Few reporters apparently showed up for the argument in Voisine v. United States today. That’s probably because no one expected this:
This reportedly prompted “audible gasps” from some of the lawyers attending the argument (although not from Ms. Eisenstein or any of the other justices). That’s because, as you may recall, Justice Thomas has not spoken during oral argument since 2013 (when he told a joke!) and his last actual question was uttered almost exactly 10 years ago, on February 22, 2006.
At the time, of course, no one had any idea it would be another seven years before Justice Thomas spoke in the courtroom again, and more than a decade before another question would come forth. So there was no reason to report on the 2006 question. So just for the record, here’s what it was:
Counsel, before you change subjects, isn’t it more accurate that the trial court actually found that the evidence met the Gregory standard?
The answer is a little complicated, plus who cares, so I’ll just note that Justice Thomas followed up with another five sentences elaborating on the question, for a total of 133 words during that argument. And I mention that because at the time, it represented almost half his total output (281) during the year-and-a-half for which records then existed (the Court only started identifying justices by name in the transcripts in October 2004).
Now we have, in Voisine, no fewer than 298 words in a single argument, comprising at least nine separate questions, more than Justice Thomas has delivered in the preceding 11.5 years combined. (This is based on the rough transcript, so don’t hold me to these numbers.)
Man, I bet those reporters are kicking themselves for not showing up.
What’s that? You want to know what the questions were? Nerd alert! Okay, fine. The case involves a federal law that prohibits people convicted of domestic violence from owning guns. The petitioners argue that the law should be interpreted to apply only to people who acted intentionally; they pleaded guilty to misdemeanor charges that require only reckless behavior. Voisine, for example, pleaded guilty to slapping his girlfriend while he was drunk, and then later someone reported he shot a bald eagle with a rifle. He was then convicted under the federal gun law, and maybe also on general principles because he slapped a woman and shot a bald eagle. I mean, WTF? (Both probably inadmissible, but still.)
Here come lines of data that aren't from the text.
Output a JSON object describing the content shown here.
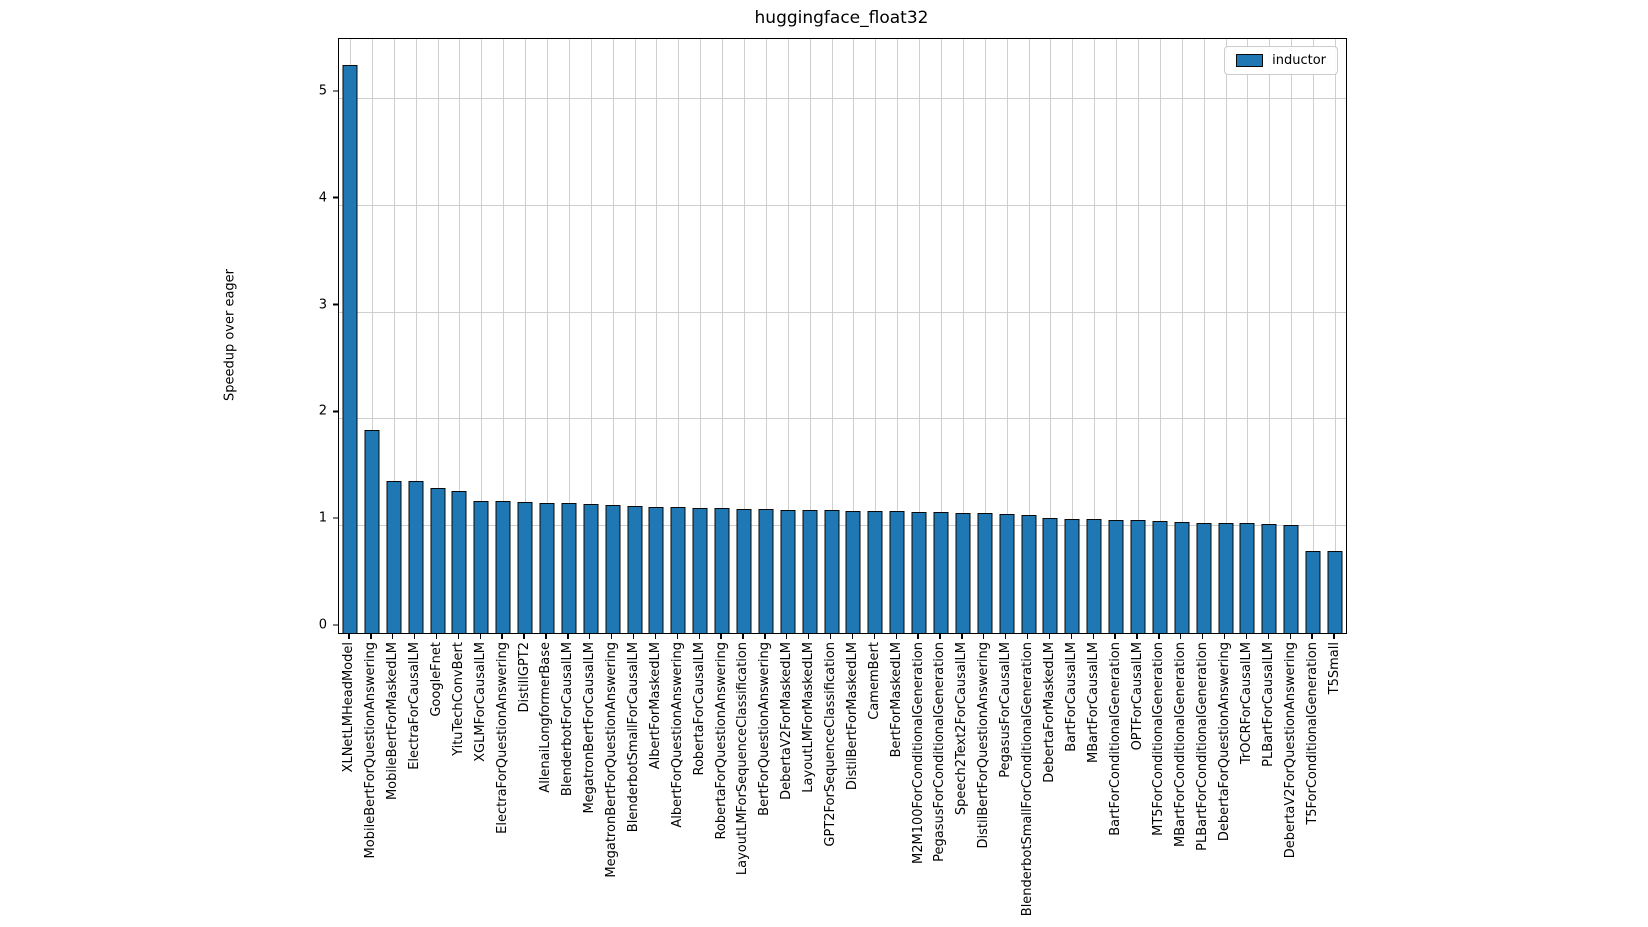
{
  "chart_data": {
    "type": "bar",
    "title": "huggingface_float32",
    "xlabel": "",
    "ylabel": "Speedup over eager",
    "legend": [
      {
        "label": "inductor",
        "color": "#1f77b4"
      }
    ],
    "legend_position": "upper right",
    "grid": true,
    "ylim": [
      0,
      5.56
    ],
    "yticks": [
      0,
      1,
      2,
      3,
      4,
      5
    ],
    "bar_color": "#1f77b4",
    "bar_edge_color": "#000000",
    "categories": [
      "XLNetLMHeadModel",
      "MobileBertForQuestionAnswering",
      "MobileBertForMaskedLM",
      "ElectraForCausalLM",
      "GoogleFnet",
      "YituTechConvBert",
      "XGLMForCausalLM",
      "ElectraForQuestionAnswering",
      "DistillGPT2",
      "AllenaiLongformerBase",
      "BlenderbotForCausalLM",
      "MegatronBertForCausalLM",
      "MegatronBertForQuestionAnswering",
      "BlenderbotSmallForCausalLM",
      "AlbertForMaskedLM",
      "AlbertForQuestionAnswering",
      "RobertaForCausalLM",
      "RobertaForQuestionAnswering",
      "LayoutLMForSequenceClassification",
      "BertForQuestionAnswering",
      "DebertaV2ForMaskedLM",
      "LayoutLMForMaskedLM",
      "GPT2ForSequenceClassification",
      "DistilBertForMaskedLM",
      "CamemBert",
      "BertForMaskedLM",
      "M2M100ForConditionalGeneration",
      "PegasusForConditionalGeneration",
      "Speech2Text2ForCausalLM",
      "DistilBertForQuestionAnswering",
      "PegasusForCausalLM",
      "BlenderbotSmallForConditionalGeneration",
      "DebertaForMaskedLM",
      "BartForCausalLM",
      "MBartForCausalLM",
      "BartForConditionalGeneration",
      "OPTForCausalLM",
      "MT5ForConditionalGeneration",
      "MBartForConditionalGeneration",
      "PLBartForConditionalGeneration",
      "DebertaForQuestionAnswering",
      "TrOCRForCausalLM",
      "PLBartForCausalLM",
      "DebertaV2ForQuestionAnswering",
      "T5ForConditionalGeneration",
      "T5Small"
    ],
    "values": [
      5.32,
      1.9,
      1.42,
      1.42,
      1.36,
      1.33,
      1.24,
      1.24,
      1.23,
      1.22,
      1.22,
      1.21,
      1.2,
      1.19,
      1.18,
      1.18,
      1.17,
      1.17,
      1.16,
      1.16,
      1.15,
      1.15,
      1.15,
      1.14,
      1.14,
      1.14,
      1.13,
      1.13,
      1.12,
      1.12,
      1.11,
      1.1,
      1.08,
      1.07,
      1.07,
      1.06,
      1.06,
      1.05,
      1.04,
      1.03,
      1.03,
      1.03,
      1.02,
      1.01,
      0.77,
      0.77
    ]
  }
}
Anyway, a-holes still have constitutional rights, and Justice Thomas’s question involved that Second Amendment one:
Can you give me—this is a misdemeanor violation. It suspends a constitutional right. Can you give me another area where a misdemeanor violation suspends a constitutional right?
Yes, it took him a couple of sentences to warm up, but give the guy a break—it’s his first question in a decade.
His point was (and other questions followed, but only the first one is sufficiently newsworthy to quote) that the case involves a lifetime ban on gun possession based on a reckless-conduct misdemeanor committed years earlier that did not itself involve the use of a gun. And while the guy did hit a woman and whack a bald eagle—I mean, Jesus Christ—it is a fair point that in this particular case the connection between the earlier conduct and gun violence is tenuous (if that).
The state’s response was that—although Ms. Eisenstein couldn’t in fact think of another example—studies show individuals convicted of domestic violence are more likely to kill a family member, and so Congress had a sufficient basis for the law that it should survive constitutional scrutiny. Maybe more importantly, as Justice Breyer (who does like to talk) then pointed out, it looks like the petitioners didn’t raise the constitutional issue, so the Court doesn’t have to decide it in this particular case. The only question here, he said, is what Congress intended.
Time was up after that, so there were no further questions from Justice Thomas. Although he was probably exhausted by that point anyway.